What are the devices you try to access from LAN, on the OPT1 network ?
edit : I definitely should type faster.
-
@gertjan said in Allow LAN to Access Devices from OPT1:
edit : I definitely should type faster.
hahaha - sorry dude ;) hehehe
-
@johnpoz
The rules in between where you might think is blocking traffic is just the same with the other block rules for IP Aliases that I have made. Something like this:
I have an update though, if I plug a device to OPT1 and use RDC from a device connected to LAN, I can do so. However I still cant ping.
Here's the idea of what I'm trying to achieve, on my LAN is the group of computers where the computers of my students are connected to that I want to have a static map for easier management. It is where I also connect our NAS. On OPT1, this is where I would like to put all other devices that will use internet connection and still be able to connect to our NAS and some other devices.
PS: Yeah, really waiting for someone who knows better for help. hehe
-
@chooks And again rules are evaluated top down, first rule to trigger wins no other rules are evaluated.
If you want to block something, it needs to be above the rule(s) that allow it.. If you have a rule that says any any - you can do anything want. A rule below that blocks from going to X will never be evaluated.
If you want lan to go to opt ip:port - then that rule is above, where you put a rule that blocks lan net from going to opt net.
You showing specific sections of you rules isn't helpful - really need to see all the rules - because of the way they are evaluated top down..
If you have a any any rule that allows, and you can remote desktop too it, but not ping - then rule is not allowing icmp, or the devices firewall blocks the ping. Which is by default windows rules for example. The windows firewall out of the box will block access from anything other than its local network.. If it was on opt network, it would block lan network.. Unless you allowed it on the devices firewall.
If you allow remote desktop but not ping, then yeah you would be able to remote to it - but it wouldn't answer ping.
While pfsense firewalls between the network - you still have the local firewalls on devices running that could be blocking what your allowing on pfsense.
-
Example :
Line 1 is my own "anti lockout" rule.
Line 2 is disabled,
Line 3 is disabled,
Line 4 : consider it disabled as is a IPv6 rule.
Line 5 : consider it disabled as is a IPv6 rule.
Line 6 : consider it disabled as is a IPv6 rule.
So, for simplicity's sake : forget about lines 2 to 6.Line 7 : like yours, a pass all rule for IPv4 and IPv6.
With rule 7 I can reach the entire world.
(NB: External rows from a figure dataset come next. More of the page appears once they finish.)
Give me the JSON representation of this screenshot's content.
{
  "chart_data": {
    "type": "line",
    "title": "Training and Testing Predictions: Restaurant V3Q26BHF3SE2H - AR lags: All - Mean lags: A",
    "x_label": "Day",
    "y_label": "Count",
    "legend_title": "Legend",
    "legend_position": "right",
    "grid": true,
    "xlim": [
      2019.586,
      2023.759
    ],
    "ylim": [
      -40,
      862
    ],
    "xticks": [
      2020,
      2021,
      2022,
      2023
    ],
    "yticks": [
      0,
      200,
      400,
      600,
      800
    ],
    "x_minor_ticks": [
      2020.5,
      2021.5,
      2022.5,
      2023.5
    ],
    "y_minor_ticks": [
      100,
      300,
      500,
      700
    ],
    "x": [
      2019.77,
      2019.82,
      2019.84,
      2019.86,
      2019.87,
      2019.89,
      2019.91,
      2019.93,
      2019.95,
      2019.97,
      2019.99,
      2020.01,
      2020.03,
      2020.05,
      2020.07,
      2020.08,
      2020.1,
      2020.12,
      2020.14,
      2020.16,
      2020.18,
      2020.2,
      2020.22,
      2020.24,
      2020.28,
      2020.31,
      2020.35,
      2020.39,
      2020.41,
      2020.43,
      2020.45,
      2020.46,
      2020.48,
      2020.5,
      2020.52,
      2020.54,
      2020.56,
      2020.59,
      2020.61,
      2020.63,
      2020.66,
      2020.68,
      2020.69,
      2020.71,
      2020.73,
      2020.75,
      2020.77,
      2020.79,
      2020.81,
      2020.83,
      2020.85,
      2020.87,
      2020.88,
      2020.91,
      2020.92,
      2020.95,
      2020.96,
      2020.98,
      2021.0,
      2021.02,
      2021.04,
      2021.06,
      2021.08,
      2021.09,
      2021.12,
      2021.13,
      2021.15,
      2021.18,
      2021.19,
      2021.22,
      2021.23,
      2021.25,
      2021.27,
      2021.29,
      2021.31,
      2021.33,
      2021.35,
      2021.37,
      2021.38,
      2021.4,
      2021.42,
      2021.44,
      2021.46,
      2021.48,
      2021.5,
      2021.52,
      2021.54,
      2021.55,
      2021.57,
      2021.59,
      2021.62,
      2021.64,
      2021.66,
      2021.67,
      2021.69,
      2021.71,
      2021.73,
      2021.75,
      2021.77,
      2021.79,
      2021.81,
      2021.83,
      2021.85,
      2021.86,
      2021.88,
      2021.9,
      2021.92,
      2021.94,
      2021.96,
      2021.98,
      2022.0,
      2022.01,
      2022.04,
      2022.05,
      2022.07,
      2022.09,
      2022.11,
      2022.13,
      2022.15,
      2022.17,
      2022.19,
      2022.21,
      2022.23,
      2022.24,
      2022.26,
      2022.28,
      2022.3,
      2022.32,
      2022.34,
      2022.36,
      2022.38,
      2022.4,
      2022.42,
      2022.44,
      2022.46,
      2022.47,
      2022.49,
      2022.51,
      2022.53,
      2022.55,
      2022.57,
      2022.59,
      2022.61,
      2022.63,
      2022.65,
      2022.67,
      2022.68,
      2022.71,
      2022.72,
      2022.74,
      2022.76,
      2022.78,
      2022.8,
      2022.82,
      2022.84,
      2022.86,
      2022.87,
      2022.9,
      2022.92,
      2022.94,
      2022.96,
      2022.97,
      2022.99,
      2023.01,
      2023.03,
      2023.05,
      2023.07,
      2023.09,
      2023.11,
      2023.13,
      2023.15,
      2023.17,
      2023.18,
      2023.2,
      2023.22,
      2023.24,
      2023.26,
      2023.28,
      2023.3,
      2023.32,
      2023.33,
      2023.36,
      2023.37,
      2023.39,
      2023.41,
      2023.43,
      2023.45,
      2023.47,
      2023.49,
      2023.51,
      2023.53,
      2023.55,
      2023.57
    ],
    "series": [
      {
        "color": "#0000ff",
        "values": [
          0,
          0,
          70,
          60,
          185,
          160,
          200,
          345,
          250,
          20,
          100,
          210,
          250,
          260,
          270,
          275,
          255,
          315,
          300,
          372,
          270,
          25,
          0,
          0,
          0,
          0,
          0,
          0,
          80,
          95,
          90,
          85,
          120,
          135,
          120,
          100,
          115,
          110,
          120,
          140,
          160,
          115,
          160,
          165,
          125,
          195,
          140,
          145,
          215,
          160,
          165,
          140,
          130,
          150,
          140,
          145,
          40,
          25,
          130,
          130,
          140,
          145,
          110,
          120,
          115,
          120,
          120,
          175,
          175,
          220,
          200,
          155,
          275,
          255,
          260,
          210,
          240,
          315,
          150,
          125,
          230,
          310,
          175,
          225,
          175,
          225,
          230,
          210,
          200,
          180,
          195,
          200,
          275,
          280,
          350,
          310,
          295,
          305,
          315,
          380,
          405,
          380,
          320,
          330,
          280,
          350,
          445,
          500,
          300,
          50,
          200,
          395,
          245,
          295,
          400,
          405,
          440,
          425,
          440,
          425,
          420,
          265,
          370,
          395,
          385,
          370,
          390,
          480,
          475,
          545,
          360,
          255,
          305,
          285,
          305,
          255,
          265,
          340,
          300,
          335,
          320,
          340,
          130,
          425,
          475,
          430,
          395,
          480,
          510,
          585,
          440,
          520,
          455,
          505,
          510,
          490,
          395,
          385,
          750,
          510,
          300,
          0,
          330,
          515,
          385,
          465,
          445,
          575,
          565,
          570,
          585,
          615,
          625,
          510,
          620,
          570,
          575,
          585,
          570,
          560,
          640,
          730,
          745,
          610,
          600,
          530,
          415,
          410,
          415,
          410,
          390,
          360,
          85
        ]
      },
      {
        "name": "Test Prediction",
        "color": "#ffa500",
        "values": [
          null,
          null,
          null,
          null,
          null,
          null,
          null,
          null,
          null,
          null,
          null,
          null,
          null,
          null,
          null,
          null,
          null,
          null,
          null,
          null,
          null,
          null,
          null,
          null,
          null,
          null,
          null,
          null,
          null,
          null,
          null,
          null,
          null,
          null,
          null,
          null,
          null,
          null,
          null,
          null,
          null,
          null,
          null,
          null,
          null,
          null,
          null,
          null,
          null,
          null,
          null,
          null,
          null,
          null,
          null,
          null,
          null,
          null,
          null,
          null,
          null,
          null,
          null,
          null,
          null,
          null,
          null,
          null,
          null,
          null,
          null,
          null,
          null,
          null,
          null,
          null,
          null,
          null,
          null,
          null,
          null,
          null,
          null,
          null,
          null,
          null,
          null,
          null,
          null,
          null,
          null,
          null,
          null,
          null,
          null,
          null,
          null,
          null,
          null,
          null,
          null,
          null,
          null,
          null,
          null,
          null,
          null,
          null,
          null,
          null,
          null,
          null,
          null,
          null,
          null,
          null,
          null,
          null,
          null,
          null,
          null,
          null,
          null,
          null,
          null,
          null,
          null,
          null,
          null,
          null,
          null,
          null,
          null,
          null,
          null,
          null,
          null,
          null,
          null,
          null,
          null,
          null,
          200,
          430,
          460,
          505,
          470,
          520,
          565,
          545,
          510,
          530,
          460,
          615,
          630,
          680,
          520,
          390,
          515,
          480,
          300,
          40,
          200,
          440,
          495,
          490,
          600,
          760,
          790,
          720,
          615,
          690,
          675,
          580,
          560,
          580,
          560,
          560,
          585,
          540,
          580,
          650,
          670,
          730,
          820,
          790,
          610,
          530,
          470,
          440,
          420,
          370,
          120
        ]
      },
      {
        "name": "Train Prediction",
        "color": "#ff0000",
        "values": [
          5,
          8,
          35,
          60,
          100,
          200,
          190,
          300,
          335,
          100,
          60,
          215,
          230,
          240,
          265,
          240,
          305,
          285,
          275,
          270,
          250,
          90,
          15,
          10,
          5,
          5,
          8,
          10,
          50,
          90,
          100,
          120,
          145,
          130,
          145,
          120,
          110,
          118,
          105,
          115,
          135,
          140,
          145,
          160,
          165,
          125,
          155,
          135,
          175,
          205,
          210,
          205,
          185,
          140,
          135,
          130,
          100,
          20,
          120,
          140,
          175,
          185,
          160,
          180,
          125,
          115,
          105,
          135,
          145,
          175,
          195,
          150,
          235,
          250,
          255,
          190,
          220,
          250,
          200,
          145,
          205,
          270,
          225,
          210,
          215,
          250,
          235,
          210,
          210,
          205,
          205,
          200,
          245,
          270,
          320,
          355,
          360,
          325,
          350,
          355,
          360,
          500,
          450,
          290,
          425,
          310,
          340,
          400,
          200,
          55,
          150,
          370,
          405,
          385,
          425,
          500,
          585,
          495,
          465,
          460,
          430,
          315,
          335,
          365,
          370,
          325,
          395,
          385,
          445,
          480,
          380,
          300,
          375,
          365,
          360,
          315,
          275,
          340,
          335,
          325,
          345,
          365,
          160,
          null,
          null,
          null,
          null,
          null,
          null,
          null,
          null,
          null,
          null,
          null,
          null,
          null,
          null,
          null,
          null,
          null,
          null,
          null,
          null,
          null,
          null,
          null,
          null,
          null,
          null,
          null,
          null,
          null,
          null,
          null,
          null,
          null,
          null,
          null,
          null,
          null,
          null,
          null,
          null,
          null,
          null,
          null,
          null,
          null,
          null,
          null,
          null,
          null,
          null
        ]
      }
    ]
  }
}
That includes my own, local OPTx interfaces.
-
@johnpoz
Here's the long list of rules that I have in my firewall. I understand what you are telling me about the firewall in my device. That might be the answer, but still here's the list of rules, you might see something: -
-
@chooks none of those rules do anything below this one..
The only reasons you seeing traffic on them - is at some point the rules were in different order. Reset you counters and you will see none of those rules will trigger.
run pfctl -z
it will clear all those counters.
Since you have any any rule at bottom - change that rule to lan net to opt net to allow access to your opt net.. putting that rule at the top like you have it invalidates all the rules below it.